No upsert in this case, only making sure that:

  1. there is no duplication during later inserts,
  2. only those songs are included that are included in songplay

Redshift does not enforce uniqueness on primary keys during inserts (on top of missing support for ON CONFLICT clauses), so I joined the target table on the staging table and insert only those rows that are not present in the target table.

Note: This method implicitly asusmes two things:

  1. staging_song contains every song_id only once, so we don't need to ensure uniqueness there
  2. song details of a specific song_id won't change later, so we don't have to do updates or flag duplicates

Given the nature of the data source I think these are reasonable assumptions.

INSERT INTO song
SELECT
    song_id,
    staging_song.title,
    staging_song.artist_id,
    staging_song.year,
    staging_song.duration
FROM staging_song
LEFT JOIN song USING (song_id)
WHERE
    song.title IS NULL AND
    song_id IN (SELECT DISTINCT song_id FROM songplay);

artist_table_insert

As mentioned in the data summary, artist names are not fully consistent. To ensure uniqueness of artist_id I decided to only include the first occurence of every artist in the songplay data, by using row_number() window function in the staging subquery.

INSERT INTO artist
SELECT
    artist_id,
    staging.artist_name AS name,
    staging.artist_location AS location,
    staging.artist_latitude AS latitude,
    staging.artist_longitude AS longitude
FROM (
    SELECT *, row_number() OVER (PARTITION BY artist_id) as row_number
    FROM staging_song
) staging
LEFT JOIN artist USING (artist_id)
WHERE
    staging.row_number = 1 AND
    artist.name IS NULL AND
    staging.artist_id IN (SELECT DISTINCT artist_id FROM songplay);

time_table_insert

The extra twist here is that we need to transform integer ts into timestamps to be able to extract the necessary components. I solved this in the converted CTE.

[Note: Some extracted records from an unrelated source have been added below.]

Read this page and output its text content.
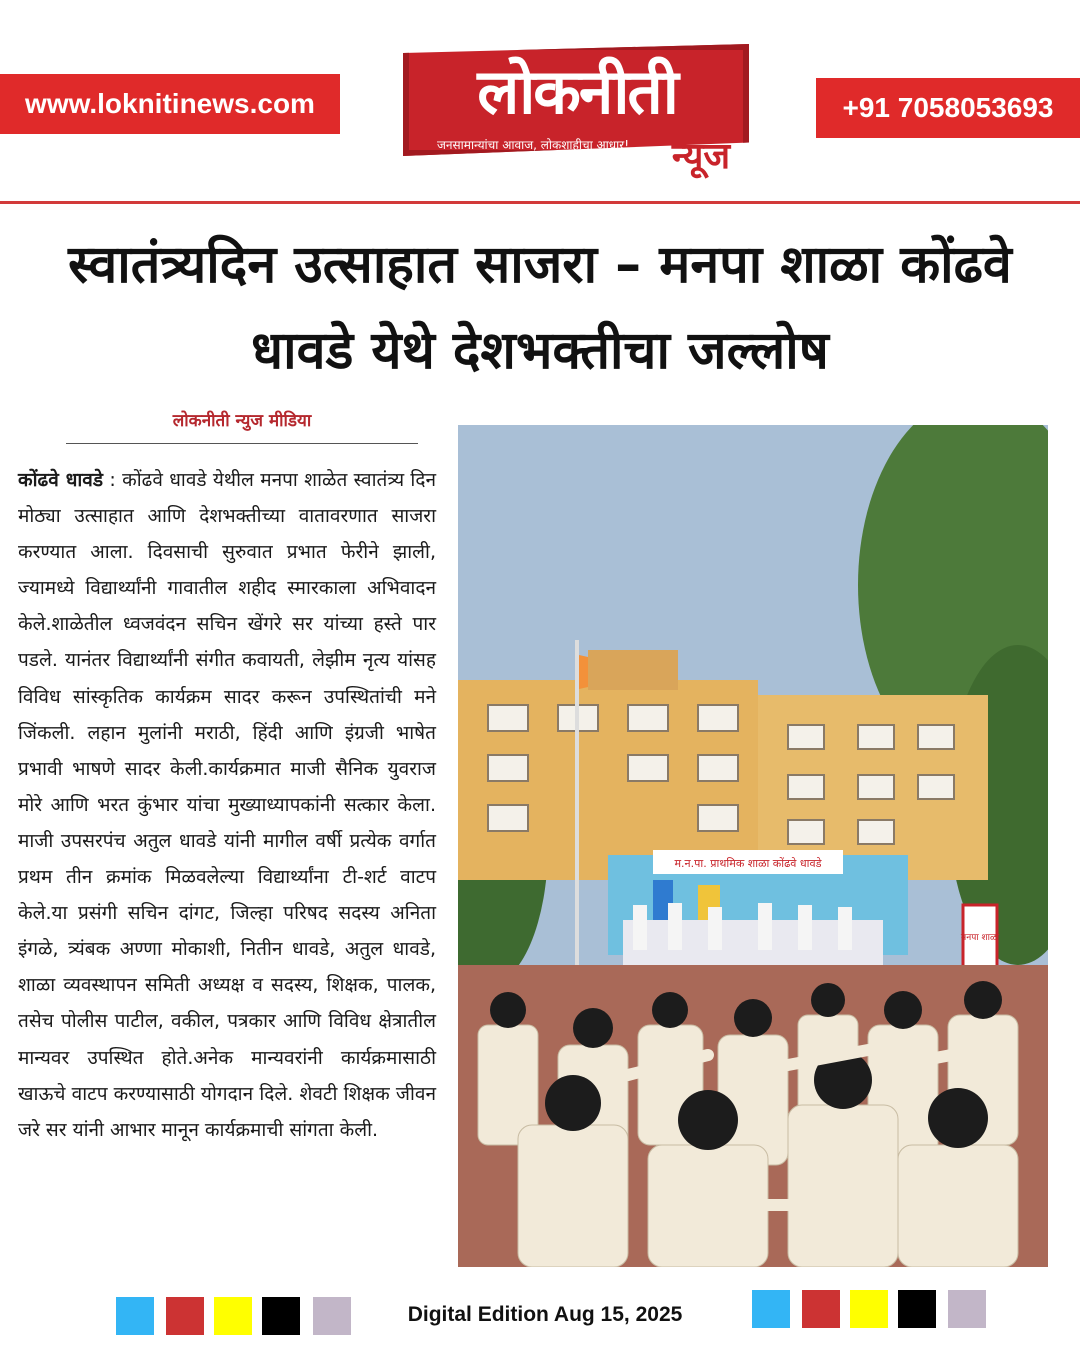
www.loknitinews.com	लोकनीती
जनसामान्यांचा आवाज, लोकशाहीचा आधार!	न्यूज
+91 7058053693
स्वातंत्र्यदिन उत्साहात साजरा – मनपा शाळा कोंढवे
धावडे येथे देशभक्तीचा जल्लोष
लोकनीती न्युज मीडिया
कोंढवे धावडे : कोंढवे धावडे येथील मनपा शाळेत स्वातंत्र्य दिन मोठ्या उत्साहात आणि देशभक्तीच्या वातावरणात साजरा करण्यात आला. दिवसाची सुरुवात प्रभात फेरीने झाली, ज्यामध्ये विद्यार्थ्यांनी गावातील शहीद स्मारकाला अभिवादन केले.शाळेतील ध्वजवंदन सचिन खेंगरे सर यांच्या हस्ते पार पडले. यानंतर विद्यार्थ्यांनी संगीत कवायती, लेझीम नृत्य यांसह विविध सांस्कृतिक कार्यक्रम सादर करून उपस्थितांची मने जिंकली. लहान मुलांनी मराठी, हिंदी आणि इंग्रजी भाषेत प्रभावी भाषणे सादर केली.कार्यक्रमात माजी सैनिक युवराज मोरे आणि भरत कुंभार यांचा मुख्याध्यापकांनी सत्कार केला. माजी उपसरपंच अतुल धावडे यांनी मागील वर्षी प्रत्येक वर्गात प्रथम तीन क्रमांक मिळवलेल्या विद्यार्थ्यांना टी-शर्ट वाटप केले.या प्रसंगी सचिन दांगट, जिल्हा परिषद सदस्य अनिता इंगळे, त्र्यंबक अण्णा मोकाशी, नितीन धावडे, अतुल धावडे, शाळा व्यवस्थापन समिती अध्यक्ष व सदस्य, शिक्षक, पालक, तसेच पोलीस पाटील, वकील, पत्रकार आणि विविध क्षेत्रातील मान्यवर उपस्थित होते.अनेक मान्यवरांनी कार्यक्रमासाठी खाऊचे वाटप करण्यासाठी योगदान दिले. शेवटी शिक्षक जीवन जरे सर यांनी आभार मानून कार्यक्रमाची सांगता केली.
म.न.पा. प्राथमिक शाळा कोंढवे धावडे
मनपा शाळा
Digital Edition Aug 15, 2025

The insert query also ensures uniqueness of start_time during later inserts, just as in the previous queries. This is somewhat overkill for this project as resolution of start_time is millisecond, but in a truly large application multiple events can be recorded even in the same millisecond.

INSERT INTO time
WITH converted AS (
    SELECT
        ts,
        'epoch'::timestamp + ts / 1000.0 * '1 second'::interval AS ts_converted
    FROM staging_event
)
SELECT
    ts AS start_time,
    date_part('hour', ts_converted) AS hour,
    date_part('day', ts_converted) AS day,
    date_part('week', ts_converted) AS week,
    date_part('month', ts_converted) AS month,
    date_part('year', ts_converted) AS year,
    date_part('dow', ts_converted) AS weekday
FROM converted
LEFT JOIN time ON time.start_time = converted.ts
WHERE time.start_time IS NULL;

Running the scripts

  1. To set up Redshift cluster, run cells in manage_cluster.ipynb notebook. WARNING: the script will look for AWS credentials in users.cfg which is not included in the repo.
  2. Create staging and final tables by running python create_tables.py
  3. Run ETL pipeline by running python etl.py

Additional notes

  1. I added my AWS user via an extra config file names user.cfg, which is not included in the repo to avoid sharing my credentials. This file is necessary to run commands in manage_cluster.ipynb.
  2. I added a bunch of extra config paramteres to dwh.cfg. These are used in the scripts that create and delete the Redshift cluster. I also had to modify a bit how create_tables.py and etl.py reads in values for constructing the connection string.